But If There’s Still Time


I see these black-and-white photos of old men sitting around conference tables negotiating an end to a war, or whatever. I say to myself, look at them. They’re old. What do they care? They’re going to be dead before their steamship gets them back to London or wherever. Why do they want to waste their precious remaining years, months, moments (it’s all the same) in these stiff collars talking about bullshit that’s all going to be undone by the next group of old men in stiff collars.

Theatre maybe has the answer. Two shows in February, at least pointed to something important.

I was lucky enough to be given a role in An Incomplete List of All the Things I’m Going to Miss When the World is No Longer, produced by Dacha Theatre. It is explicitly about the end of the world. The idea is, it becomes known that a comet (etc.) is going to collide with the Earth and that will be the end. Contra the Bible, we know the date and the hour. On the last day, a group of friends throws one last party.

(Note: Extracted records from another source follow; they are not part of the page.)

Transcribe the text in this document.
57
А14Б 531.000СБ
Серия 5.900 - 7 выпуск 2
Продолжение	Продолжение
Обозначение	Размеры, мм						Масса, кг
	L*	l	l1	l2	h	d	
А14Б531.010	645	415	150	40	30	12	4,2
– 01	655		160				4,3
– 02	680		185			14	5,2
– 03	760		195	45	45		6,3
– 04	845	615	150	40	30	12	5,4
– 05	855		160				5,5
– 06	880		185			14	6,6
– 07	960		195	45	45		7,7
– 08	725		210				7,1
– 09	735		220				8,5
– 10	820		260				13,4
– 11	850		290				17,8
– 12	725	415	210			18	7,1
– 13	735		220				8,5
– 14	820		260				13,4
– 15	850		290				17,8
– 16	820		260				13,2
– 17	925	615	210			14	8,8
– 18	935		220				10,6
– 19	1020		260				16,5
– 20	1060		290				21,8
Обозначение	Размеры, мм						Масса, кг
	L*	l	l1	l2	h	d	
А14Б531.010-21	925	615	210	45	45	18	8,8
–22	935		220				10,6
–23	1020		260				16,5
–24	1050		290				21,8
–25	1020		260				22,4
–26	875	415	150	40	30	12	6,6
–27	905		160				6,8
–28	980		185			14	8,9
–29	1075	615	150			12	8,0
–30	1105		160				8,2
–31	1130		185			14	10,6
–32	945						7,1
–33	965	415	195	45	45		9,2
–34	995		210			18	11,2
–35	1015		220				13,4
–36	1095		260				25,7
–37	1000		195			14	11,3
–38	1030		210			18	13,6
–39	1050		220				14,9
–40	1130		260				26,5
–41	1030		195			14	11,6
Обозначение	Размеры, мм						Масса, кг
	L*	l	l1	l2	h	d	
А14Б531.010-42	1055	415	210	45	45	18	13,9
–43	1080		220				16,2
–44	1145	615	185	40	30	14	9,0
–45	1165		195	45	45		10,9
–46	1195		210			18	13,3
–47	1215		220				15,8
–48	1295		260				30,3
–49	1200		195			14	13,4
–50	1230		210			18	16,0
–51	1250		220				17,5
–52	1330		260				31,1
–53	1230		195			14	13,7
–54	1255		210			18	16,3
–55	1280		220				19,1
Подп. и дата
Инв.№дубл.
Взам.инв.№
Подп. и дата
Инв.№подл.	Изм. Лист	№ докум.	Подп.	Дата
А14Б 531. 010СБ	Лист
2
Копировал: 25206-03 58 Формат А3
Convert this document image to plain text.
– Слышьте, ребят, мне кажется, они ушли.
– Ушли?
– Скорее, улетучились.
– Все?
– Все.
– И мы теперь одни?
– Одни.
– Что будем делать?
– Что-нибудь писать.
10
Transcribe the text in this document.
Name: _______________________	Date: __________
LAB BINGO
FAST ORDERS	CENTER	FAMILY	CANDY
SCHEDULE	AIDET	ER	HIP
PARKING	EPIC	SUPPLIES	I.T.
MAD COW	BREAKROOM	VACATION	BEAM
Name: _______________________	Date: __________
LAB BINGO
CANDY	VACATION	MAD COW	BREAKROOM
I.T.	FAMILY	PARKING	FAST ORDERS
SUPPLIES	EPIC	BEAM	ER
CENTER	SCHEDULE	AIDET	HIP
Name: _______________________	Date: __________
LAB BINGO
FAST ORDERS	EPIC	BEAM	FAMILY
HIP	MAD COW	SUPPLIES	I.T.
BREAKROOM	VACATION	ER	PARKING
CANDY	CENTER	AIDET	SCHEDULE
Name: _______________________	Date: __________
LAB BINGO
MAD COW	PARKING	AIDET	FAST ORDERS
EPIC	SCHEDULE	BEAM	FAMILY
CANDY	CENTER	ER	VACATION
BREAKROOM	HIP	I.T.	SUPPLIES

After we closed, I talked with an actor friend about the show. They asked what it was like playing a character facing the end of the world. My response was to say, basically, I (the character) wasn’t worried about that, because I had my own problems.

This was really true. The character had messed up, hurt people, missed opportunities and now he has one last chance at love and forgiveness. That’s what’s driving him. The “end” only brings it into sharper focus. It’s only ever now, the saying goes. We’re supposed to live like this moment is all we’ve got. And so my character does that. Maybe it works, maybe it doesn’t (spoiler, it doesn’t) but off he goes.

Two other characters had been in love from the moment they met, when one responded to the other’s ad looking for a roommate, only they never acknowledged it, remaining just roommates until that last day, when they finally say the words. It’s not about the end, it’s about making a beginning.

The same with Pandora’s Shut the Box Game, also by Dacha Theatre. It’s a similar premise. Only this time, the world is ending on purpose, the higher-ups having decided we’d made a total mess of it and they plan to blow everything up to sort of give nature a do-over.

Two young people, high school students, get together on the last day. Like the roommates in An Incomplete List, they have never yet taken the moment. I took a class once where the instructor said the only thing there really is to say to another person is “I love you.” The two characters spend ninety minutes doing basically that and it works on every level. It’s touching and beautiful.

So, about the old men in the stiff collars, the answer is, you do what you are driven to do. What they want, what makes them tick, regardless of how the clock is ticking, is to make their mark on the world. Get that treaty signed. Get their name in the history books. And that’s what they keep doing, right up to the end, whenever that is.

Maybe, like in sports, seeing the time remaining adds urgency and spurs action. In theater, we can give the characters a clock too, and watch what they do. It turns out it is the same as what they would be doing anyway. Living. Until the lights go out.